Biraz güldükten sonra konuyu değiştirdim.
“Peki şu salakla ne yapıyordun bu arada? İkiniz pek de
birlikte takılacak tipler gibi görünmüyorsunuz.”
Bay Züppe’nin Nell’e yönelttiği hakaretler, büyücünün
tepesinin tasını attırdığı çok belliydi. Ona attığı bakış, kana susamışlık
hissiyle doluydu ve asla bir arkadaşa atmayacağın türden bir bakıştı.
“İş içindi...” diye mırıldandı. “Ona büyü öğretmem
emredildi. Ve reddedemedim. Çünkü ben sarayın büyücülerinden biriyim ve babası
da bir dük.”
“Ööfff... Kulağa boktan bir iş gibi geliyor.”
“Ronia, en iyi büyücülerimizden biri olduğundan, ondan
eğitim almak için çeşit çeşit insan gelir.”
“Eeeevet, sizi bilmem ama, bana kalırsa bu, çok can sıkıcı
bir iş gibi geliyor. Çünkü görünüşe göre, muhtemelen sürekli Bay Züppe gibi
kendini beğenmiş piçlerle uğraşmak zorunda kalıyorsun.”
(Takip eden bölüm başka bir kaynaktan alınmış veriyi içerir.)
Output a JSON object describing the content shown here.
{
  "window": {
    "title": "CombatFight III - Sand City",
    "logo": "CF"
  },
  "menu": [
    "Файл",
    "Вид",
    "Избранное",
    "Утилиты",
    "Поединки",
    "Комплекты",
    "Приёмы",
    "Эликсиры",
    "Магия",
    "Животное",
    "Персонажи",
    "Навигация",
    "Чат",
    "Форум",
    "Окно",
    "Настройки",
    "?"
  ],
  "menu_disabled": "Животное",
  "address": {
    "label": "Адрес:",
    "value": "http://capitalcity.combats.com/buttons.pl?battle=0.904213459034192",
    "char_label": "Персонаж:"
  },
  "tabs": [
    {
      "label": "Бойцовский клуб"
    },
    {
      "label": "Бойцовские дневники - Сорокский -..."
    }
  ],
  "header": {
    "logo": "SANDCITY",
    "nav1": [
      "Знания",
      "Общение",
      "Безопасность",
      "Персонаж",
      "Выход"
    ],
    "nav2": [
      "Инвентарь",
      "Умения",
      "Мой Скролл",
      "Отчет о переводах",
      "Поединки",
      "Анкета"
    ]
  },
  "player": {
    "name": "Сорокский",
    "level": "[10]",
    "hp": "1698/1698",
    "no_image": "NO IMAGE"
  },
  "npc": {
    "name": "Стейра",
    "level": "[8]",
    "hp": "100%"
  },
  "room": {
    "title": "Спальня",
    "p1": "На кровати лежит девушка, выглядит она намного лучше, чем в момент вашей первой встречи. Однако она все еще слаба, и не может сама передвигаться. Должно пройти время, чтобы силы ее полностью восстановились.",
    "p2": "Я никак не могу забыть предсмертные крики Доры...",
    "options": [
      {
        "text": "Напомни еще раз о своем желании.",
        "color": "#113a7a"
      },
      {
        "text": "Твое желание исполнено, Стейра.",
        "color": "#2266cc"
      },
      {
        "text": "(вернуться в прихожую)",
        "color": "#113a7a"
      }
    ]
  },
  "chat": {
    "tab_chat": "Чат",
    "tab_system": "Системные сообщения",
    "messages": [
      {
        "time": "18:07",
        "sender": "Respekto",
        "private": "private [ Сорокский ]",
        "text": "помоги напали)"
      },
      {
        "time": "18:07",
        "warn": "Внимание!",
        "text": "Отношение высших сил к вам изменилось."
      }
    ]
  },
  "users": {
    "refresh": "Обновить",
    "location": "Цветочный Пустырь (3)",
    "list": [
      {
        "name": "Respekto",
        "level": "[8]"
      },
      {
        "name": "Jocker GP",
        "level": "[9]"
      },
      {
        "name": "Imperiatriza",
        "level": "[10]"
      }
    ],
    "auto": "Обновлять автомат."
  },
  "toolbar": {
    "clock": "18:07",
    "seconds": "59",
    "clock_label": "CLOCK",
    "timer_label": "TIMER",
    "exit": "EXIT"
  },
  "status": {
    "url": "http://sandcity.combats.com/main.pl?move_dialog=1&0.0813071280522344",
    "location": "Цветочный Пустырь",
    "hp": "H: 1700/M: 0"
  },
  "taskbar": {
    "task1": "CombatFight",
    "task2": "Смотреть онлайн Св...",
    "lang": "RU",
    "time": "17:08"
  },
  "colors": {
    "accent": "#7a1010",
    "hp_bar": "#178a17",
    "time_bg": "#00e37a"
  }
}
“Ne yazık ki haklısın. O kadar fazlalar ki, beni
çıldırtıyorlar. Değerli zamanımı onun gibi salaklara harcamak bana mantıklı
gelmiyor. Eğer iş için olmasaydı, ona iki kez bile bakmazdım.”
Normalde büyücünün ifadesi nispeten miniciktir. Ama bu sefer
değil. Uğraşmak zorunda bırakıldığı tüm şeylerden bıktığı belliydi. Bu...
bayağı stresli gibi. Ve bu kadar genç birinin uğraşmak zorunda kalmak
istemeyeceği türden bir işti. Başından çok şey geçmiş olmalıydı. Dostum, bir
iblis lordu olarak reenkarne olduğuma mutluyum. Toplum ve kurallarını
umursamamak muazzam bir lütuf.
Hayattaki yeni pozisyonum, karşıma çıkan her şeyle uğraşmak
gibi bir dezavantaja sahipti. Beni desteklemek için hiçbir sosyal güvemce ya da
güvenlik hizmeti yoktu. Ama bunu dert etmedim. Özgürlüğü, yaşamak zorunda kaldığım
her türlü olumsuzluğa tercih ederim. Bunu duydunuz mu çocuklar? Bir iblis lordu
olmak, evde “denemeniz” gereken bir şey.
“Uzun zamandır konuşuyoruz.” dedi Ronia. “İkinizin bir yere
gitmesi gerekmiyor muydu?”
“Ah tabii ya! Gitmemiz gerek!” diye bağırdı Nell. “Yarın,
sonraki gün ya da ne zaman vakit bulursan daha konuşuruz. Kalede kalacağımızdan
bizi bulman gayet kolay olacaktır.”
“Evet, uğramalısın.” diye ekledim. “Seninle takılmak gayet
eğlenceli ve Nell’in geçmişi hakkındaki utanç verici daha çok hikaye duymak
isterim.”
“Şansına küs, bu olmayacak değil mi Ronia?”
“Evet. Şansına küs. Ona bildiğim her şeyi anlatacağım.”
“L-lütfen anlatma!”
Ve böylece, büyücü kızla vedalaştık ve yollarımızı ayırdık.
Of dostum, sağlam şamataydı. Eğlenceli kızmış.